JAKARTA - PT Bank Syariah Indonesia Tbk (BSI) berhasil mencatatkan pertumbuhan kinerja yang signifikan dan berkualitas sepanjang pertengahan tahun ini.
Kinerja BSI yang solid pada pertengahan tahun ini dipengaruhi oleh kemampuan perseroan menjaga keseimbangan seluruh rasio keuangan sehingga bertumbuh sehat dan intermediasi yang terus membaik.
"Hal tersebut mendukung profitabilitas BSI terus meningkat, dengan laba bersih tumbuh double digit menjadi Rp2,13 triliun per Juni 2022," ujar Direktur Utama BSI Hery Gunardi saat Public Expose Live pada Kamis (15/9/2022).
BACA JUGA:Sri Mulyani Bayar Subsidi ke Pertamina-PLN Setiap 3 Bulan Mulai 2023
Dia mengaku optimis dengan dukungan berbagai pihak kepada BSI maka akan semakin memperkokoh kinerja perseroan.

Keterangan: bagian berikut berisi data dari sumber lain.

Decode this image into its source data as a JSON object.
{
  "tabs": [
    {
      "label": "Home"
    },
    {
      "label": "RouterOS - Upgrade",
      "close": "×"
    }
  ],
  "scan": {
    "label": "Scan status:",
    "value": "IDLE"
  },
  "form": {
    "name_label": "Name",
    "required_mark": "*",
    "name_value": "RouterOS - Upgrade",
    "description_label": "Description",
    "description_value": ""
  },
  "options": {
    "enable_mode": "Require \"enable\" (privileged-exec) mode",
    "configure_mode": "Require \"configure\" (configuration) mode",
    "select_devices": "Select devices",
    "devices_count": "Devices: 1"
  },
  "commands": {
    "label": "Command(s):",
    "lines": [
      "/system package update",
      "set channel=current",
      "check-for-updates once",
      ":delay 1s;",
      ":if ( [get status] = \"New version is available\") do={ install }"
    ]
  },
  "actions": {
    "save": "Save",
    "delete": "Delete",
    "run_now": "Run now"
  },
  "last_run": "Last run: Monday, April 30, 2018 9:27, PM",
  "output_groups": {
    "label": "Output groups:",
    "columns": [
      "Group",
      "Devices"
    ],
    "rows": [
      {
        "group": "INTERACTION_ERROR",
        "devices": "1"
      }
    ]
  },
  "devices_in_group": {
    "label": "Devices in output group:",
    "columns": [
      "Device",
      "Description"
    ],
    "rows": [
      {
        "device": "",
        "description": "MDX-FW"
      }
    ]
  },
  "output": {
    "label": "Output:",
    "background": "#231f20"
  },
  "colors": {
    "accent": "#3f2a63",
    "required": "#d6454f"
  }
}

Sehingga pada akhir tahun nanti capaian perseroan akan dapat memenuhi target yang diharapkan.
"Berbagai aksi korporasi yang akan dilakukan perseroan pada tengah tahun ini juga menjadi salah satu strategi untuk menguatkan BSI dari sisi aspek permodalan," bebernya.
Kinerja positif ini juga didukung oleh kepercayaan masyarakat melalui penempatan Dana Pihak Ketiga (DPK) mencapai Rp244,66 triliun, tumbuh 13,07% dengan proporsi DPK didominasi oleh tabungan wadiah, giro dan deposito.
Selain itu pembiayaan juga tumbuh dan sehat. Diketahui pembiayaan BSI secara keseluruhan sebesar Rp191,29 triliun tumbuh 18,55%.
Segmen pembiayaan terbesar yang menyokong capaian tersebut di antaranya pembiayaan mikro tumbuh 31,13%, pembiayaan konsumer tumbuh 21,66%, pembiayaan wholesale tumbuh 20,34%, pembiayaan kartu tumbuh 22,87% dan gadai emas tumbuh 20,07%.
Raihan ini juga didukung NPF Nett sebesar 0,74%. Adapun cash coverage BSI meningkat signifikan menjadi 157,93%.
Tidak hanya itu, kinerja yang solid dan sehat juga ditunjukan dari pertumbuhan aset sebesar 12,46% secara yoy menjadi Rp277,34 triliun. Selain itu, BSI juga terus meningkatkan efektivitas dan efisiensi biaya dengan membaiknya biaya operasional (BOPO) menjadi 74,50%.
“Untuk ke depannya, BSI akan fokus pada investasi berkelanjutan serta pengembangan islamic ecosystem sesuai dengan semangat ekonomi hijau berlandaskan ESG (Environmental, Social, and Governance) yang saat ini sedang diperkuat oleh pemerintah dan mengoptimalkan pemanfaatan teknologi digital sejalan semangat transformasi di tubuh BSI,” pungkasnya.